Java “understands Unicode” as does XML. So PDFUnit also “understands” Unicode. The section 7: “Unicode” deals with Unicode in detail.
This section describes a utility program that converts a Unicode string into its ASCII hex code. The hex code can be used in many of your tests. If you are using a small number of Unicode characters it is easier to use ASCII hex code than to install a new font on your computer. And maybe you don't have permission anything.
The utility ConvertUnicodeToHex
converts any string into ASCII and escapes all non-ASCII characters
into their corresponding Unicode hex code.
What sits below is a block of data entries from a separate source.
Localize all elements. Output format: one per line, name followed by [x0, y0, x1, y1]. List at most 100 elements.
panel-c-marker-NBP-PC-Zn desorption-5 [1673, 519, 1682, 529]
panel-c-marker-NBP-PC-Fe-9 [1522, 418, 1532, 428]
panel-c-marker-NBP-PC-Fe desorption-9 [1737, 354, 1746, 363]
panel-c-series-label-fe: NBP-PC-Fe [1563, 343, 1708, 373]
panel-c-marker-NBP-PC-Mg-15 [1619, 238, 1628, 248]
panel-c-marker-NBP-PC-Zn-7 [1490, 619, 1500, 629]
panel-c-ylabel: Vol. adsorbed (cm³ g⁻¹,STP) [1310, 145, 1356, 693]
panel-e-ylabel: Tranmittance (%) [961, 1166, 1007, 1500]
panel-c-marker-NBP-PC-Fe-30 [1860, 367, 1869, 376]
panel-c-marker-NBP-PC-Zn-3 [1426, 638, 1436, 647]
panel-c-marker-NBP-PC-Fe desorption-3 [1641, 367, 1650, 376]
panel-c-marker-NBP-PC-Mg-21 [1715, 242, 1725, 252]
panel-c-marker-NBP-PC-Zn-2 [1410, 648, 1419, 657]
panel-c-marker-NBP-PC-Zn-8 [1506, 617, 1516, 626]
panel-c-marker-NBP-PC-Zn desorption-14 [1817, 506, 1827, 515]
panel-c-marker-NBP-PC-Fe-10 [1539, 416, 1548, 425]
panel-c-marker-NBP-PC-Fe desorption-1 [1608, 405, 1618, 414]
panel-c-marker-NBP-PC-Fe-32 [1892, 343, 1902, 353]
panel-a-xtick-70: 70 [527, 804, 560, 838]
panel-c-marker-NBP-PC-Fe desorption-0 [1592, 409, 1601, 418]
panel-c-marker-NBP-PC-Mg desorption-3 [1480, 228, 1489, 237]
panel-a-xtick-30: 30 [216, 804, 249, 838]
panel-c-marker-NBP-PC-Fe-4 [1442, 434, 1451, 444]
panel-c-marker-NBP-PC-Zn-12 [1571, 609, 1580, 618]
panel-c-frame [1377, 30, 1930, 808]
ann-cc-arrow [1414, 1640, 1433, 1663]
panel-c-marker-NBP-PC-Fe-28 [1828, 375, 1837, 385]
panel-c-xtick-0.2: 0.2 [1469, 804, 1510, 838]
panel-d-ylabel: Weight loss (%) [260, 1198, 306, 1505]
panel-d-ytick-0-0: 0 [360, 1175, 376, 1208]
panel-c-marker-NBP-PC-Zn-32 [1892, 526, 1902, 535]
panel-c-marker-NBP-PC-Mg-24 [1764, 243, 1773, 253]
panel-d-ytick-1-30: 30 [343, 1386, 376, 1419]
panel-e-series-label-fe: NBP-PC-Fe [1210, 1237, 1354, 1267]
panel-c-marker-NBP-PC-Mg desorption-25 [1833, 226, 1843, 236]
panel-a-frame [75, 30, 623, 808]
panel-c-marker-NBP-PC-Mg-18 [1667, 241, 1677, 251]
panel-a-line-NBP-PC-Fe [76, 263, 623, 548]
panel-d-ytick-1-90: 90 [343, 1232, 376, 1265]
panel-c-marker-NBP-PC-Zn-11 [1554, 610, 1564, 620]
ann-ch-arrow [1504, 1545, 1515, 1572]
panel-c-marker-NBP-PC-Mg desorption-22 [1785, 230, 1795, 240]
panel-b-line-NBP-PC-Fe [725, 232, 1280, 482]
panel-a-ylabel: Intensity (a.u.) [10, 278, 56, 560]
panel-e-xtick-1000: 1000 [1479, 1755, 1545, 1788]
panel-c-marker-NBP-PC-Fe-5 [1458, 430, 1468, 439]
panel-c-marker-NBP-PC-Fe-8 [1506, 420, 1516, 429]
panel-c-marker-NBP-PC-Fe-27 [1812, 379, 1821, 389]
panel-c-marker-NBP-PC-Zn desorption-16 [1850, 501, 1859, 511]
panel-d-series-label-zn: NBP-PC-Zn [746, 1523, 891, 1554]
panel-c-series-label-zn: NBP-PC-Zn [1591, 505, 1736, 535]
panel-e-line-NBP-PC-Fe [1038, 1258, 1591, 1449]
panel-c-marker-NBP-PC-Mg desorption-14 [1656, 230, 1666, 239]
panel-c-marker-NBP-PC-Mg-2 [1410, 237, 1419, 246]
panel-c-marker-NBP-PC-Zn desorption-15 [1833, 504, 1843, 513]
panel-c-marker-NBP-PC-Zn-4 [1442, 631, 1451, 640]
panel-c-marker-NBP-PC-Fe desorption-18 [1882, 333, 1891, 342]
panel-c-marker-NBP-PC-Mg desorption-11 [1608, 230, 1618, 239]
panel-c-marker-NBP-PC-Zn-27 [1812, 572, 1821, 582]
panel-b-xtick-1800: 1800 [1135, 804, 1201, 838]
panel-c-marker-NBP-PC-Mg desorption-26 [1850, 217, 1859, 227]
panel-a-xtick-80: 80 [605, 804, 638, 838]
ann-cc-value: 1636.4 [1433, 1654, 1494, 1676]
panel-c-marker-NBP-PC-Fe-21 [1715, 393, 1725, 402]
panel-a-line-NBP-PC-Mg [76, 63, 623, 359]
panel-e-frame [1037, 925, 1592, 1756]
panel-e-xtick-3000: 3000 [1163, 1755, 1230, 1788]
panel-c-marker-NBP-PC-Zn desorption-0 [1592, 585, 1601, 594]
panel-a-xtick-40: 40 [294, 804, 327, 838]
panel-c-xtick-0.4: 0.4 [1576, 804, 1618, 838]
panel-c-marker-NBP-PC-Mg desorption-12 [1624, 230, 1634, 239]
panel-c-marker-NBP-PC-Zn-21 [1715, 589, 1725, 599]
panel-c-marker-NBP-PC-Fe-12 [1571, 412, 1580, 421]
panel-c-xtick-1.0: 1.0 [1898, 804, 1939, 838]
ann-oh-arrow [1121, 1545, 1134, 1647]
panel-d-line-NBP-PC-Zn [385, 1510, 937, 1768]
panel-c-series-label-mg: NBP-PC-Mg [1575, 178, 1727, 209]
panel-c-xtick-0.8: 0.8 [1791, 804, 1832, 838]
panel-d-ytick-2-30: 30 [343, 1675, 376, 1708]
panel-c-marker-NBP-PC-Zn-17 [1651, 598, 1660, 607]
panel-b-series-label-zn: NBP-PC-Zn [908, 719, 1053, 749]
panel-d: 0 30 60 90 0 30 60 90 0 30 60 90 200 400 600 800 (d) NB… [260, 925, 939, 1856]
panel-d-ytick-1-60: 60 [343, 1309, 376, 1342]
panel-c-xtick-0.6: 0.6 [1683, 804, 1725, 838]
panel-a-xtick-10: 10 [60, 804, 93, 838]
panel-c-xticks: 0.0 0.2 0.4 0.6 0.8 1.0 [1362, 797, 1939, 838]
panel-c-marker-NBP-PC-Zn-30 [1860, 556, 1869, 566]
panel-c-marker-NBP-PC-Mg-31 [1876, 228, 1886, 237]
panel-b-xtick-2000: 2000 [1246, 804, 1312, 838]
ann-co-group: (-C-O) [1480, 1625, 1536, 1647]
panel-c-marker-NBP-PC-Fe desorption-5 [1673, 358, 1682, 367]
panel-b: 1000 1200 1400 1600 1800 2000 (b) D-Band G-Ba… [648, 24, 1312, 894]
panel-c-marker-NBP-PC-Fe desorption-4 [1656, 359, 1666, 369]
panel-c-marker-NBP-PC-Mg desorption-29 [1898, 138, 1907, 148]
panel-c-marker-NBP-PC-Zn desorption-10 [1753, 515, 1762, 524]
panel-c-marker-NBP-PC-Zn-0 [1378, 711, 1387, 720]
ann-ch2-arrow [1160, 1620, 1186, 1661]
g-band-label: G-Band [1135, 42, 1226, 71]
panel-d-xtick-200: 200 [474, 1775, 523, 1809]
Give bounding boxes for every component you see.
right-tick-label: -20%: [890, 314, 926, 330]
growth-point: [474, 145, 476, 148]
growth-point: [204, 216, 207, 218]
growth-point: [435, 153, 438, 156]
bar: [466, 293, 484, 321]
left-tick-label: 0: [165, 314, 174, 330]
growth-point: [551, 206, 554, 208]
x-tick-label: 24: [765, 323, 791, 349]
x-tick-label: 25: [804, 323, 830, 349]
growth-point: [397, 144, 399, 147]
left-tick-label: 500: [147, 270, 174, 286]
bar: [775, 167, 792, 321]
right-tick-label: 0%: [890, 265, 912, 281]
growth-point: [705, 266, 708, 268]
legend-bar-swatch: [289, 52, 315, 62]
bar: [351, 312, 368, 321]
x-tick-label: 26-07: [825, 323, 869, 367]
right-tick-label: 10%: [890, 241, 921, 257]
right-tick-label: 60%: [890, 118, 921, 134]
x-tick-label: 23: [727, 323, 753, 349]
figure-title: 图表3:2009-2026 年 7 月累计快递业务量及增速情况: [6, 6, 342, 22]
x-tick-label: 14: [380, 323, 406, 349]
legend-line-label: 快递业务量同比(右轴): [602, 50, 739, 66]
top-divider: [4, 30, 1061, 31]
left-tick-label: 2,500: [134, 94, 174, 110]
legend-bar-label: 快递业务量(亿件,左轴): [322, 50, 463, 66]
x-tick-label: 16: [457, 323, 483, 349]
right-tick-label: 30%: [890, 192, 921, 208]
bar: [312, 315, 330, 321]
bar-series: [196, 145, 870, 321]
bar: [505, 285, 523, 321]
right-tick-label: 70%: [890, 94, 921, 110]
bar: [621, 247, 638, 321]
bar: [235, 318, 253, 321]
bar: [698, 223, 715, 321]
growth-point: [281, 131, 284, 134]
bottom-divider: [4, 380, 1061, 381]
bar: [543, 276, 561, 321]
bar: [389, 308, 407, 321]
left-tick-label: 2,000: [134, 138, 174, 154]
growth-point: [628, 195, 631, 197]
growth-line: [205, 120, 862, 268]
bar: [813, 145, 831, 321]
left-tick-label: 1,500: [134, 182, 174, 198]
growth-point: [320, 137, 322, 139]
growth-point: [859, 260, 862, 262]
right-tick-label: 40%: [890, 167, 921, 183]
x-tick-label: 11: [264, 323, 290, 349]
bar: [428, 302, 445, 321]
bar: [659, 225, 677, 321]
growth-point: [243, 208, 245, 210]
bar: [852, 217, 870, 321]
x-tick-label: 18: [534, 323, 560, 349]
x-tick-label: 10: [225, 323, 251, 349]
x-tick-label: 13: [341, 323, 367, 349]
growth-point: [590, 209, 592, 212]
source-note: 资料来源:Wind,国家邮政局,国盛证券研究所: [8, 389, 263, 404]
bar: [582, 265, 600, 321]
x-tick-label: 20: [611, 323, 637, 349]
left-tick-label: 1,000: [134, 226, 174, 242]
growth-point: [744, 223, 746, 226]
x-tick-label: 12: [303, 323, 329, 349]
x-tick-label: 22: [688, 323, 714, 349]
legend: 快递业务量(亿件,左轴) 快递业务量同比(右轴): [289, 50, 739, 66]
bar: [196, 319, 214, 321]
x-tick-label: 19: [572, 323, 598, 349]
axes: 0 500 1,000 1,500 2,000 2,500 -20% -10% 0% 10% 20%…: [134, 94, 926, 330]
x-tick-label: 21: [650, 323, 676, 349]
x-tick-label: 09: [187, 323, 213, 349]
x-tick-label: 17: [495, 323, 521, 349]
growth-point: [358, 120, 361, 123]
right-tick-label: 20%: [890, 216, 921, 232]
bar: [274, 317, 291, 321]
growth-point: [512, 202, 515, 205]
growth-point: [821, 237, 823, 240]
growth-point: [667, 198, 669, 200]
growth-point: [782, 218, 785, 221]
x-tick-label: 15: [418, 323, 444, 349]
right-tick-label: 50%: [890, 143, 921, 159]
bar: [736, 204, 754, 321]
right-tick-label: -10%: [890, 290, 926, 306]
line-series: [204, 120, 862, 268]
For example, the Euro character
is converted into \u20AC.
The input file can be of any encoding, but you have to define the right encoding before executing the program.
You start the Java program with the parameter -D:
:: :: Converting Unicode content of the input file to hex code. :: @echo off setlocal set CLASSPATH=./lib/pdfunit-2015.10/*;%CLASSPATH% set TOOL=com.pdfunit.tools.ConvertUnicodeToHex set OUT_DIR=./tmp set IN_FILE=convert-unicode-to-hex.in.txt java -Dfile.encoding=UTF-8 %TOOL% %IN_FILE% %OUT_DIR% endlocal
The name of the output file is derived from the name of the input file.
So _convert-unicode-to-hex.out.txt with the following content
is generated:
#Unicode created by com.pdfunit.tools.ConvertUnicodeToHex #Wed Jan 16 21:50:04 CET 2013 convert-unicode-to-hex.in_as-ascii=\u00E4\u00F6\u00FC \u20AC @
The output file is written in the encoding of the Java Runtime,
derived from the environment parameter file.encoding.
Leading and trailing whitespaces in the input string will be trimmed! When you need them for your test, add them later by hand.